Michael Moore

Filmmaker / Writer
Date Of Birth:
23 April 1954
Place Of Birth:
Flint, Michigan
Best Known As:
The director of Roger & Me and Bowling for Columbine
Michael Moore's 1989 documentary Roger & Me made him rich and famous and put him in the spotlight as a champion of the common folk against corporate greed. Michael Moore was raised near Flint, and was an Eagle Scout as a teen. He attended the University of Michigan-Flint for a year before dropping out; he founded an alternative weekly, The Flint Voice, and later was briefly editor of Mother Jones magazine. After being fired from that job, he turned to film. Comically rumpled and notoriously liberal, Michael Moore appears in his own films as narrator and interviewer and has made a career out of being funny and provocative in print as well as on screen. In Roger & Me, his first documentary, he blended scenes of down-and-out Flint workers with scenes of himself trying to get a meeting with Roger Smith, the president of General Motors, the major employer which was abandoning Flint. Moore has since hosted television shows (TV Nation and The Awful Truth in the mid-1990s) and authored the best-selling books Downsize This! (1996) and Stupid White Men...and Other Sorry Excuses for the State of the Nation (2002). Bowling for Columbine (2002), his documentary about gun-related violence in the United States, won the 2003 Oscar for Best Documentary.
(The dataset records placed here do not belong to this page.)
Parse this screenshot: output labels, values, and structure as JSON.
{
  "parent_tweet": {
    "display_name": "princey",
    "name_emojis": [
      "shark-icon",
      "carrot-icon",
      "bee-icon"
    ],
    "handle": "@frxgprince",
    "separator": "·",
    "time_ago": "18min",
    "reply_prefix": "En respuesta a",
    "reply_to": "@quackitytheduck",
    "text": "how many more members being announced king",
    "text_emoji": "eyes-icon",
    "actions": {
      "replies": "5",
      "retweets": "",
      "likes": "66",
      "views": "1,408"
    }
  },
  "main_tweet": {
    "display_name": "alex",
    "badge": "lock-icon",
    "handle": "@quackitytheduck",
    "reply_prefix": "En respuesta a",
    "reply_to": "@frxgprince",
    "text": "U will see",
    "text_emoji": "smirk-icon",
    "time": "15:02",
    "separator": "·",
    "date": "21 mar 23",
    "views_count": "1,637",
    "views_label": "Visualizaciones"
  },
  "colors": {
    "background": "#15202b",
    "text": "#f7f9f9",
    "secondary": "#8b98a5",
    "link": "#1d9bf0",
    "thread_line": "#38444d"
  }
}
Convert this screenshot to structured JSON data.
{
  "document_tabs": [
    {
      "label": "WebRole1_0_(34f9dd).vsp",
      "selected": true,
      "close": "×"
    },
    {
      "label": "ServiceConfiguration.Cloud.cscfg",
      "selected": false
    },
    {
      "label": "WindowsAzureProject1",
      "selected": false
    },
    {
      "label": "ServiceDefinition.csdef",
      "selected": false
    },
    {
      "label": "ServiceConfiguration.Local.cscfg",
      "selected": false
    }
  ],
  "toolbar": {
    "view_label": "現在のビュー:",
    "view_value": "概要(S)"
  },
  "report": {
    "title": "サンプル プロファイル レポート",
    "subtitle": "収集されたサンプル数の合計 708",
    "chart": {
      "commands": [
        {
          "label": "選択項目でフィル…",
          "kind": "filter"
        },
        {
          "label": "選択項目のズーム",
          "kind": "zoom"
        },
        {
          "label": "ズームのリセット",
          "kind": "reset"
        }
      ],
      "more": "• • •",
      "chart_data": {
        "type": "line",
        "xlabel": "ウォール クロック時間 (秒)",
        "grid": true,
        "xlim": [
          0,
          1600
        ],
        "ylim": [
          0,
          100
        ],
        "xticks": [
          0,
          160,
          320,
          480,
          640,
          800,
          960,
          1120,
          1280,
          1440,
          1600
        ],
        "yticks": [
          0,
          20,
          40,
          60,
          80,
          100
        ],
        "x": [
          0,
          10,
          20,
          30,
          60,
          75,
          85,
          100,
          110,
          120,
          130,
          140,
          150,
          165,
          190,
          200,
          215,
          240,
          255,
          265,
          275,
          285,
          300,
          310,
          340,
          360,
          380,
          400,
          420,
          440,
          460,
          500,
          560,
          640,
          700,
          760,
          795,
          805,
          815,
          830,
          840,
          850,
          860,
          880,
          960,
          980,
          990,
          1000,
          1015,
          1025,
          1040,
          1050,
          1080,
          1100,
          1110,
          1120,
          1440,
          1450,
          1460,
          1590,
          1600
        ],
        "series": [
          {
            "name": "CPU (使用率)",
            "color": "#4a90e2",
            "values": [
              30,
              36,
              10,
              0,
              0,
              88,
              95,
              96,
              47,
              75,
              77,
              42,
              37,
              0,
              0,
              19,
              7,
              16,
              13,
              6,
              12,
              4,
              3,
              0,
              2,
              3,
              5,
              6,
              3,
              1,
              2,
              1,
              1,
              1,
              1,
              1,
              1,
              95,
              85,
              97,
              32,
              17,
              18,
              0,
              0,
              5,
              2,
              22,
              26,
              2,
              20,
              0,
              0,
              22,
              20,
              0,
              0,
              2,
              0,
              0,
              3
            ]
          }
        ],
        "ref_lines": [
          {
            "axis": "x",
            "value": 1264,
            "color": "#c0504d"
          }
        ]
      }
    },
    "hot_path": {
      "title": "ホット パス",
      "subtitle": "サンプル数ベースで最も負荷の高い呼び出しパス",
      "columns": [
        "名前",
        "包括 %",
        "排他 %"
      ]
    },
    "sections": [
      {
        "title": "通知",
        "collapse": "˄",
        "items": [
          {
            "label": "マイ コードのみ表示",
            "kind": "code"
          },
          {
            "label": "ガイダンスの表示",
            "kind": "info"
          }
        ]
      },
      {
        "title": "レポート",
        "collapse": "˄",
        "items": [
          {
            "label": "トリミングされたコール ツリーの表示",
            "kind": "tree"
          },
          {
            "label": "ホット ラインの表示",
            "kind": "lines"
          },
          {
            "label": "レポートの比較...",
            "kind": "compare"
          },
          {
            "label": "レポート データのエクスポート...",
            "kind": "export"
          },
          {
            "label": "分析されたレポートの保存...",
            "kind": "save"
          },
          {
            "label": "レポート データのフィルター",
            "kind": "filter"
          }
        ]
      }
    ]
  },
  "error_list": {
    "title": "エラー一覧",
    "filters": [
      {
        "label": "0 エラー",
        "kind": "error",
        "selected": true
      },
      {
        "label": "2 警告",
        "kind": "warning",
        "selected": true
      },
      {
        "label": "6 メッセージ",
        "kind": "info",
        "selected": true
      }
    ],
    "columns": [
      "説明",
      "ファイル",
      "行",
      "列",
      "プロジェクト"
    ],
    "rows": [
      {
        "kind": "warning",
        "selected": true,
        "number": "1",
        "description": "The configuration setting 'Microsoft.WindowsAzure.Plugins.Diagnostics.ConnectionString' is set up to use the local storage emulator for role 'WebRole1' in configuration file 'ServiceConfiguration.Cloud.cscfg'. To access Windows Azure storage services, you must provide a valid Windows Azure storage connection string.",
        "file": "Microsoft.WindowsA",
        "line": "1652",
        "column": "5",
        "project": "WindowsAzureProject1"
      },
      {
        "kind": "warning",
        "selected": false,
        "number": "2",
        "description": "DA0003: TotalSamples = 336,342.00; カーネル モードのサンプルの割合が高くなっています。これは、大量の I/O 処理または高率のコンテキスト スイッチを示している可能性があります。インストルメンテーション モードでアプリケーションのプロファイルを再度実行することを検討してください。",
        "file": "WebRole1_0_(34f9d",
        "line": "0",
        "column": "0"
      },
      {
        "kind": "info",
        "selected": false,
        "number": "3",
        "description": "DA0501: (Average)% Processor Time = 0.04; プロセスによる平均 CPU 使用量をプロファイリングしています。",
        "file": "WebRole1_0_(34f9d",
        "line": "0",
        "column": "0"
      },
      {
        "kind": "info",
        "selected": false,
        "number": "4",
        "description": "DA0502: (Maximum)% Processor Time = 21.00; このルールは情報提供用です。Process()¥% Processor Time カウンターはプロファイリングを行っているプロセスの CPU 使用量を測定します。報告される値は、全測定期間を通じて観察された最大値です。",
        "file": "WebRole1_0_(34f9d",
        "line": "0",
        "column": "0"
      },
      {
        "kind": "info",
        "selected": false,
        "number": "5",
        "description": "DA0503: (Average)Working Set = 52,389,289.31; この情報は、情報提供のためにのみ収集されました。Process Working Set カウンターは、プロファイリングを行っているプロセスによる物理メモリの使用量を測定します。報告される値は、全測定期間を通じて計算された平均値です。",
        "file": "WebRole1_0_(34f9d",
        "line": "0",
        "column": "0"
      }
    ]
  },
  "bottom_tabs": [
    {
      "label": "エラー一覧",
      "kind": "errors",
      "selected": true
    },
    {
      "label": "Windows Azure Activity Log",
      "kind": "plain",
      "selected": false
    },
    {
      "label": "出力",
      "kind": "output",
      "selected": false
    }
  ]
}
His 2004 documentary Fahrenheit 9/11, a harsh analysis of the Saudi Arabian ties of George W. Bush, won the Palme d'Or at the Cannes Film Festival. 12 years later he predicted the shock election of Donald Trump as the 45th president of the United States, saying before the 2016 election that supporters saw Trump as "the human Molotov cocktail that they’ve been waiting for, the human hand grenade that they can legally throw into the system that stole their lives from them."
Extra Credit

Moore’s acceptance speech at the 2003 Academy Awards included a now-famous tirade against George W. Bush, whom Moore called a “fictitious president”… The title Fahrenheit 9/11 is a play on Fahrenheit 451, the futuristic novel by Ray Bradbury in which books are burned at that temperature.